Stationnés devant la porte, Grande-Dame et moi pouffons de rire en apercevant un casque de hockey faire les cent pas dans la cuisine. Et le spectacle ne fut pas moins rigolo une fois à l’intérieur.

Derrière la grille du casque de hockey, la figure de Fils-Aîné, affichant un sourire mi-embarrassé, mi-fier de sa grande capacité à avoir résisté à l’envahisseur. Dans ses mains, un solide pied-de-biche qui semblait supplier qu’on le serre un peu moins fort. Accroché à une ganse du pantalon, le petit pied-de-biche qui pendait, juste à coté du plus grand couteau de la maison qui se trouvait dans sa poche. De l’autre poche, l’antenne du téléphone sans fil trahissait sa présence. Et pour couronner le tout, il avait passé une cordelette à son cou, au bout de laquelle pendait sur son torse… un couteau à fromage !

-Ben quoi, se défendit-il, en dernier recours, ça m’aurait été utile !

Puis il se détourna pour cacher un sourire gêné.


Entre temps, Grand-Charme se précipita, aussi brave qu’inconscient, vers l’antre du vilain voleur. Il ressortit tout sourire du rangement, en faisant du bruit pour qu’on remarque son geste héroïque et vint se placer juste devant son frère :

-Hey, Fils-Aîné, je viens d’aller voir dans le rangement, sans casque et sans couteau, pis y’a même pas personne !

Grande-Dame, baveuse -Pas peureux, tu dis?

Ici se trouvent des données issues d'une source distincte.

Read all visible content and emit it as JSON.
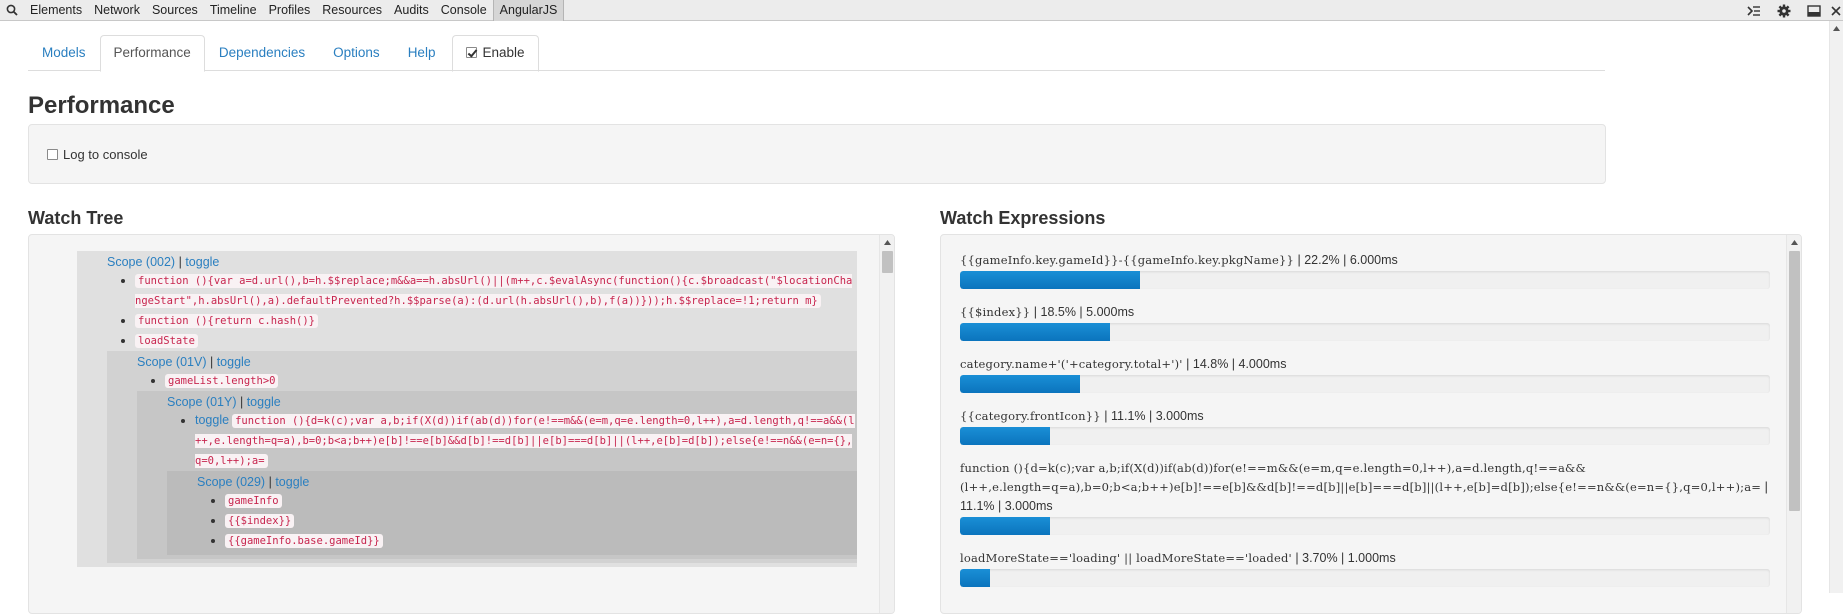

Fils aîné, orgueilleux -Je sais que vous avez de la misère à me croire, mais je suis I-N-T-U-I-T-I-F. Il y avait VRAIMENT quelqu'un. Mais là...il a dû s'enfuir quand il vous a entendu arriver.

Ouais, ouais.

**Adaptation de la bloggeuse
***Adaptation de la bloggeuse

7 commentaires:

Anonyme a dit...

Les peurs irationnelles, c'est plus fort que tout. En tout cas j'ai bien ri en l'imaginant armé jusqu'aux dents :)

Anonyme a dit...

Trop cute ce fils ainé. Je le trouve bien sympathique. Et puis, faut pas oublier qu'à douze ans, alors que les filles sont des petites femmes, les garçons sont encore des ti-culs. Il s'est bien débrouillé dans les circonstances. Il a réagi par l'action, en s'armant. Il aurait pu tout aussi bien ce cacher dans la garde-robe. Il a fait preuve de courage en fait.

Anonyme a dit...

Avec les invasions à domicile qu'il ya ces temps-ci, je ne trouve pas ses peurs si irrationnelles:-) et je le trouve plutôt courageux aussi...j,en connais un qui serait allé chercher refuge chez un ami.

Trop chouette son armure:-)

Grande-Dame a dit...

Bon d'accord, je veux bien lui accorder un peu de crédit. :-)

Après tout, vous avez raison: même tremblotant de trouille, il a su affronter le démon. Imaginaire, mais tout de même un démon...:-P

Pur bonheur a dit...

Dur dur d'être un gars. Faut être brave et courageux de naissance :D

Anonyme a dit...

cé meme po vrai j'voulait qu'il y en est un pour pouvoir lui pété la geule et je me suis pas embaré j'ai juste allé la pour ch....et je tremblait pas!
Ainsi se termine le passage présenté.